Bella: Well you're not really alive so how would you be living in sin?

Edward: slightly insulted Bitch, I've been live n kickn since 1901!

Bella: watches Edward perform Karate kicks with a distasteful look on her face Edward, if you're heart isn't beating, then you're not alive. Ur dads a doctor you should know that.

Edward: Oh yeah, if I wasn't alive then how would I be able to this… begins to do the cabbage patch

Bella:I'm sure Casper can do that too.

Edward: thinks of even randomer crap Can Casper do this?

Bella: Watches Edward do Soldier Boy Dance Probably, if he set his mind to it.

Edward: No, he wouldn't. They invented the steps after he died.

Bella: I don't think they ever specify exactly when he dies, but he could always you tube the steps.

Edward: No, he couldn't. He doesn't have tangible fingers to use for typing.

Bella: They invented the cabbage patch after you died and you learned. Shouldn't he be able to learn a new way to boogie?

Edward: No, he shouldn't. Supernatural things dancing just isn't right.

Bella: doesn't bother to point out the irony of the situation

Edward: adds an after thought And I'm NOT dead.

Bella: Edward! Here are some basic things you need to be alive. You have to be able to exchange gases (I think, correct me if I'm wrong, you're the know it all) and you don't need to breathe. You have to get nutrients in you in some way, and you don't eat, well you drink blood so I guess that's where you get energy, you have to maintain homeostasis, which I guess you kind of do as well… but you can't reproduce!

Edward: And how would you know that?

Bella: Well you're not exactly letting me try so find out so I don't really know…yet.

Edward: No, I meant, how you know that those are the characteristics of life? I thought you were obsessed with romance novels, not textbooks.

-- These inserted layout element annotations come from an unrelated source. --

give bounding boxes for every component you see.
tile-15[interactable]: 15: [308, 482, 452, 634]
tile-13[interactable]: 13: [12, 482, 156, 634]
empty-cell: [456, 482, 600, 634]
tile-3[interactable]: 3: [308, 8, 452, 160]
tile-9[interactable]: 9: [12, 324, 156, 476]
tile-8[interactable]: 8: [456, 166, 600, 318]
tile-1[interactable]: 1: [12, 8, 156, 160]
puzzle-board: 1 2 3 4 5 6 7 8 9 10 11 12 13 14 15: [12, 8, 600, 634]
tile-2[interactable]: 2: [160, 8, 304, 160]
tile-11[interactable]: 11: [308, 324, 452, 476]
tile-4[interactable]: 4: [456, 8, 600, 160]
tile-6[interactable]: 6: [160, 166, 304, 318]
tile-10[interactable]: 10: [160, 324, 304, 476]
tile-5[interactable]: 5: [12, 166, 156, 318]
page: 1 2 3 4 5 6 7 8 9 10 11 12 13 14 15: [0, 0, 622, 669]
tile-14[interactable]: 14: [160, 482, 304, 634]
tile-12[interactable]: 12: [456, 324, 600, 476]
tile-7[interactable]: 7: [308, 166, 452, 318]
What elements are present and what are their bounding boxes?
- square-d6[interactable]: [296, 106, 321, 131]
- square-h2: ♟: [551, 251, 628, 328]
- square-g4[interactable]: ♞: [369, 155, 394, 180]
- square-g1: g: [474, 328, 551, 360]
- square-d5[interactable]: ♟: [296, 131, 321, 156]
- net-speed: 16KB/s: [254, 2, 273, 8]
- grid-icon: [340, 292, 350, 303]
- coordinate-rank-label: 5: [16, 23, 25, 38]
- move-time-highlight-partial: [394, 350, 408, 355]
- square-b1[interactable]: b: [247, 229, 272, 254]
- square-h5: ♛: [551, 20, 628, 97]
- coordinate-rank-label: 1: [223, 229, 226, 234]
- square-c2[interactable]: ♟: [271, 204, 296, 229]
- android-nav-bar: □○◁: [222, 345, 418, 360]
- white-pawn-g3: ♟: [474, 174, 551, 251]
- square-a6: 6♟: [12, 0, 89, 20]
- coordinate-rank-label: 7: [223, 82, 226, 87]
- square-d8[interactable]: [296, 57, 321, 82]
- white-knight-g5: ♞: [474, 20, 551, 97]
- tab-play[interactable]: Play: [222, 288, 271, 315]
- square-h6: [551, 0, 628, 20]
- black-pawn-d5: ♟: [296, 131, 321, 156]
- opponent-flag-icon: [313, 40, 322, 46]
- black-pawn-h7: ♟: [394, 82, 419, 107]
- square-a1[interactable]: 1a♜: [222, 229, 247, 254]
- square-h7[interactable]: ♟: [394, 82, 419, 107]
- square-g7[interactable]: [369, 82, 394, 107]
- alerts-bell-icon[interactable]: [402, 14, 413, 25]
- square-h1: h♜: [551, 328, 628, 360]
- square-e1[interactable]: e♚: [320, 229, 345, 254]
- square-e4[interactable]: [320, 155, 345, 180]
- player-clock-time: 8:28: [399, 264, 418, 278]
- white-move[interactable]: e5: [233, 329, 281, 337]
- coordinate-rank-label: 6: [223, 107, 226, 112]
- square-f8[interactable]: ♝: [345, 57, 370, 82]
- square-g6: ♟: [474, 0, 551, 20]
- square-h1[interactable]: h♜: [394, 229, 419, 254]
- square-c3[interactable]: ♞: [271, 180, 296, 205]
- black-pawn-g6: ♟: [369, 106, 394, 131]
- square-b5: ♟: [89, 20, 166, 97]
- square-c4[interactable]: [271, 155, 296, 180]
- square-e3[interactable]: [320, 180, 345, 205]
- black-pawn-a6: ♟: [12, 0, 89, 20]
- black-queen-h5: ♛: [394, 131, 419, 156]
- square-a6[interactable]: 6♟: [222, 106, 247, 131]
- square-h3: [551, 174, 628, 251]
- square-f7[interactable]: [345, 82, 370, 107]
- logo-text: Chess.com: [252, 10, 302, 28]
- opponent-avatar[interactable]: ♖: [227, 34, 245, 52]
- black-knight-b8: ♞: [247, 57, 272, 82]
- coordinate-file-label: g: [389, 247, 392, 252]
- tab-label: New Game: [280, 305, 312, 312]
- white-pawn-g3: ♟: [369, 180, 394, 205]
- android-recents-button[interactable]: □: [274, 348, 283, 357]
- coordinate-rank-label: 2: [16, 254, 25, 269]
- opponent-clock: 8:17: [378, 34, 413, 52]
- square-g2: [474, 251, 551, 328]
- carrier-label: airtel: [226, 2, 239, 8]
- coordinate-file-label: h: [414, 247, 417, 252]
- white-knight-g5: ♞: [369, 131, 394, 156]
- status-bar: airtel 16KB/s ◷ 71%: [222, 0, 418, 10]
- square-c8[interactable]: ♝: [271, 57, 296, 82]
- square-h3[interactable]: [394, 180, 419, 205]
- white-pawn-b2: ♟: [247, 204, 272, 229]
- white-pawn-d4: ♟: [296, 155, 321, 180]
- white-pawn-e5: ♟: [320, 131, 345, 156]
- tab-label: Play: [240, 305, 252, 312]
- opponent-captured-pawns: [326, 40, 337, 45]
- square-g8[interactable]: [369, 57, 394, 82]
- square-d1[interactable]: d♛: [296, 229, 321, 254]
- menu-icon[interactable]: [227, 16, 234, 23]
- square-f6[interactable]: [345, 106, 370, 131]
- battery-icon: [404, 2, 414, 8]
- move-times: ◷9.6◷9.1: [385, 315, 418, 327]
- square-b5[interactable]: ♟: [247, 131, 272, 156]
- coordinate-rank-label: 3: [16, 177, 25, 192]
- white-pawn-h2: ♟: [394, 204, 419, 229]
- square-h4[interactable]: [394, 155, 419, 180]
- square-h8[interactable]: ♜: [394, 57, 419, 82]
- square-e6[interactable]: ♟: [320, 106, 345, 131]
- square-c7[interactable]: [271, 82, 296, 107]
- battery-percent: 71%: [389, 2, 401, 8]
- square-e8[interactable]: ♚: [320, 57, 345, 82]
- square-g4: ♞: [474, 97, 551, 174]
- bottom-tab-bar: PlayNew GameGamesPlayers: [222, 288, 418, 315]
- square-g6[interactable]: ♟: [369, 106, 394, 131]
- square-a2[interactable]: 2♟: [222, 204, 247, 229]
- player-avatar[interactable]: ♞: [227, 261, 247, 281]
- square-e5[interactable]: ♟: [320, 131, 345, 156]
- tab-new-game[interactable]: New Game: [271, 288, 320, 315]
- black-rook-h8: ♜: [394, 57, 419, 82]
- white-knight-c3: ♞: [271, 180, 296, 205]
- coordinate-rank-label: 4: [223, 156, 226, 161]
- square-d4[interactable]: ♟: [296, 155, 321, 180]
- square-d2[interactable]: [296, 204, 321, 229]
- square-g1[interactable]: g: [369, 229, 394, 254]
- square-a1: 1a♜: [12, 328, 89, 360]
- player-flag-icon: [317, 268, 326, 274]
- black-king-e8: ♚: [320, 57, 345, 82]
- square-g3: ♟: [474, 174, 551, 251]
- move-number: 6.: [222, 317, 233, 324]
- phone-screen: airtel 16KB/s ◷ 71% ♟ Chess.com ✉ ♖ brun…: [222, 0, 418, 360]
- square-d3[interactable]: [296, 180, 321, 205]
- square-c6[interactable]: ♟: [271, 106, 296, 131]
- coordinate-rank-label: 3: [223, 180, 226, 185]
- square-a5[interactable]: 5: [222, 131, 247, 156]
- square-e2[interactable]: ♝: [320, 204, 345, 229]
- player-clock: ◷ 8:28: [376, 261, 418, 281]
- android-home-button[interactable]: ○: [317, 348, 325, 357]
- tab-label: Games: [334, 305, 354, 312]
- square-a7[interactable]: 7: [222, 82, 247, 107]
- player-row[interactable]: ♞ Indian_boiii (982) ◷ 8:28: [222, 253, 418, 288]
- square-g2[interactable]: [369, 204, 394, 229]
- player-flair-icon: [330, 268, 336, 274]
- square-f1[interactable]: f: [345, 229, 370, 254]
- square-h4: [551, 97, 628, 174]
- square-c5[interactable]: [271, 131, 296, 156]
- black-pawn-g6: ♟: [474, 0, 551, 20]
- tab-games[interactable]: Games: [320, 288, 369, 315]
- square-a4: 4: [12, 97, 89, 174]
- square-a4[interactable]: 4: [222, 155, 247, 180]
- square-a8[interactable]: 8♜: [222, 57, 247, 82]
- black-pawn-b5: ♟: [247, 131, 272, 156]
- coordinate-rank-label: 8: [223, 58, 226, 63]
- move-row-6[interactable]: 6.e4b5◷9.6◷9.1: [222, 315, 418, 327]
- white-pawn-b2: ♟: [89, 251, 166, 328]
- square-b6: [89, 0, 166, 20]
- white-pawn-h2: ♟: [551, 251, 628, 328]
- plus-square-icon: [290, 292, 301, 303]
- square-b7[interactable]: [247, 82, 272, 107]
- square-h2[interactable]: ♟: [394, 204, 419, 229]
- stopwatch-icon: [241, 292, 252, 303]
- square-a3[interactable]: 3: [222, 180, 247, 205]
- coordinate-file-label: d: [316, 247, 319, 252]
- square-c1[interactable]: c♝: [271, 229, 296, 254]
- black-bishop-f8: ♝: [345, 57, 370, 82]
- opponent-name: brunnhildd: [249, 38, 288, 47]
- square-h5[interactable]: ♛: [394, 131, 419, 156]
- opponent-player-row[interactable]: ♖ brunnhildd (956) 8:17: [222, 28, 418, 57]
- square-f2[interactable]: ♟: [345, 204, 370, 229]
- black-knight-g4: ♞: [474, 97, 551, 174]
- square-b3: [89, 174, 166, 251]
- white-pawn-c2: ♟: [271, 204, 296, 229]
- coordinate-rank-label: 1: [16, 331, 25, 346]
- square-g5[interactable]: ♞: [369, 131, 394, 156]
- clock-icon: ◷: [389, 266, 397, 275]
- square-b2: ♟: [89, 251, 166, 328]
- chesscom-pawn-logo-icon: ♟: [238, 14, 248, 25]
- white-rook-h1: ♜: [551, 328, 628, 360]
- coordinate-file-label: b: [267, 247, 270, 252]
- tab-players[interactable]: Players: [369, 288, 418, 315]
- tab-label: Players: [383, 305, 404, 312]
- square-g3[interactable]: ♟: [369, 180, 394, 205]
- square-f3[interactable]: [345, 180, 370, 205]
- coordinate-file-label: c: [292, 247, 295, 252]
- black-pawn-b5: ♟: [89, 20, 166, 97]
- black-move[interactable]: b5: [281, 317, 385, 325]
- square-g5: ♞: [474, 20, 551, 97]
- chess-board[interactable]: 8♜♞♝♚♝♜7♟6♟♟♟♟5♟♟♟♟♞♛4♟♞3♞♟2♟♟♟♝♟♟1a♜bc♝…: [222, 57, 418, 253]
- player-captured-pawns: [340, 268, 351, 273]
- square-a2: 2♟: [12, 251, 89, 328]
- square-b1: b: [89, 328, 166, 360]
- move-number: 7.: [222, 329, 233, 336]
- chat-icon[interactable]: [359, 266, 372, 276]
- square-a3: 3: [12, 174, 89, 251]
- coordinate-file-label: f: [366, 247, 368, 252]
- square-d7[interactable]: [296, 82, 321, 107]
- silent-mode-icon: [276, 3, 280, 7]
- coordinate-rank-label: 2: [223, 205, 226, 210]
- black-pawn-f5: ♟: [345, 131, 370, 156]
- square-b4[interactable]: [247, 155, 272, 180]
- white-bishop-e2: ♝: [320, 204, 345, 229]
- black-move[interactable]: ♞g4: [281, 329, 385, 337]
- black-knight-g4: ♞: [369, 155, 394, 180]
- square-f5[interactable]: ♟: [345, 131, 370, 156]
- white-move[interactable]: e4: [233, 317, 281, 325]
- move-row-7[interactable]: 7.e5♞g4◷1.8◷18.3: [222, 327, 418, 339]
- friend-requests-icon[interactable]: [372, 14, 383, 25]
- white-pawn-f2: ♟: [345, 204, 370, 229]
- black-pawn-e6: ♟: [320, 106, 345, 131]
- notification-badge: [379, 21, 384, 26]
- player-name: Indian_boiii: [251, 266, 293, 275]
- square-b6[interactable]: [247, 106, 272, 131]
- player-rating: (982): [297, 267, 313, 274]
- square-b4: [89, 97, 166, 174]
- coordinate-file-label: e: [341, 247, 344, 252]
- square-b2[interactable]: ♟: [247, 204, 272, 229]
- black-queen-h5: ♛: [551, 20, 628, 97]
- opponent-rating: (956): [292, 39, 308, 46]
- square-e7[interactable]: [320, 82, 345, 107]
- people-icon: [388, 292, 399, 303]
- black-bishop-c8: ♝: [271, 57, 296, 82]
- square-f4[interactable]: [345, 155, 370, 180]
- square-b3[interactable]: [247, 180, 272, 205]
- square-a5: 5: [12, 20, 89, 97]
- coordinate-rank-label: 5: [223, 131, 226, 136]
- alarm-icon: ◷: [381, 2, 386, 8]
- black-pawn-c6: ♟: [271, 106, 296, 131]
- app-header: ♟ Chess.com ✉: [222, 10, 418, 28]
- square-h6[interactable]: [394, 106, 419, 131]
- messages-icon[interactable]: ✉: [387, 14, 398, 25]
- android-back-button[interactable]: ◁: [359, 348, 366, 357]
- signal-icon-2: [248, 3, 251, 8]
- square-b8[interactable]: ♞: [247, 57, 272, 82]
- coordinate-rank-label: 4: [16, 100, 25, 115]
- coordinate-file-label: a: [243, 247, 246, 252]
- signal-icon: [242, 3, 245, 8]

Bella: Oh. awkward silence I don't really want to get pregnant. more silence

Edward: despite all his supposed fast thinking ways, he still expresses mock horror at something that happened a while ago You haven't been seeing Mr. Banner's son on the side have you? How else would you know all that?

Bella: Doesn't like being possibly referred to as a cheating tramp and is now outraged BIOLOGY, THE STUDY OF LIFE! WHERE I WOULD HAVE OUTSHONE YOU, HAD YOU BEEN ALIVE! WE FREKIN MET IN STUPID BIOLOGY! HOW THE HELL COULD YOU NOT REMEMBER THAT?! YOU ARE SUPPOSED TO BE MADLY IN LOVE WITH ME!! THE WHOLE POINT OF THIS STUPID CONVERSATION WAS ABOUT HOW I WANTED TO GIVE YOU MY HEART, MIND, CLUMSINESS, SOUL AND BODY?

Edward: Jezze if you're really that bored why we don't just go rent a movie.

Bella: is totally calmed down now because she's EMO so she's prone to mood swings Fine. I'll just go and get my rain coat. Trips


Please keep in mind that this chapter was started at almost 3 IN THE MORNING and finished at 3:35. Therefore, I, the author, will be very touchy and grouchy when mom wakes me up at noon. CONSTRUCTIVE criticism is appreciated but flamers are strongly discouraged. If I log on and see them…well I'll think of something but please don't tempt me.

P.S. Did anyone else see that they turned Mr. Banner into a Mr. Molina? What's up with that?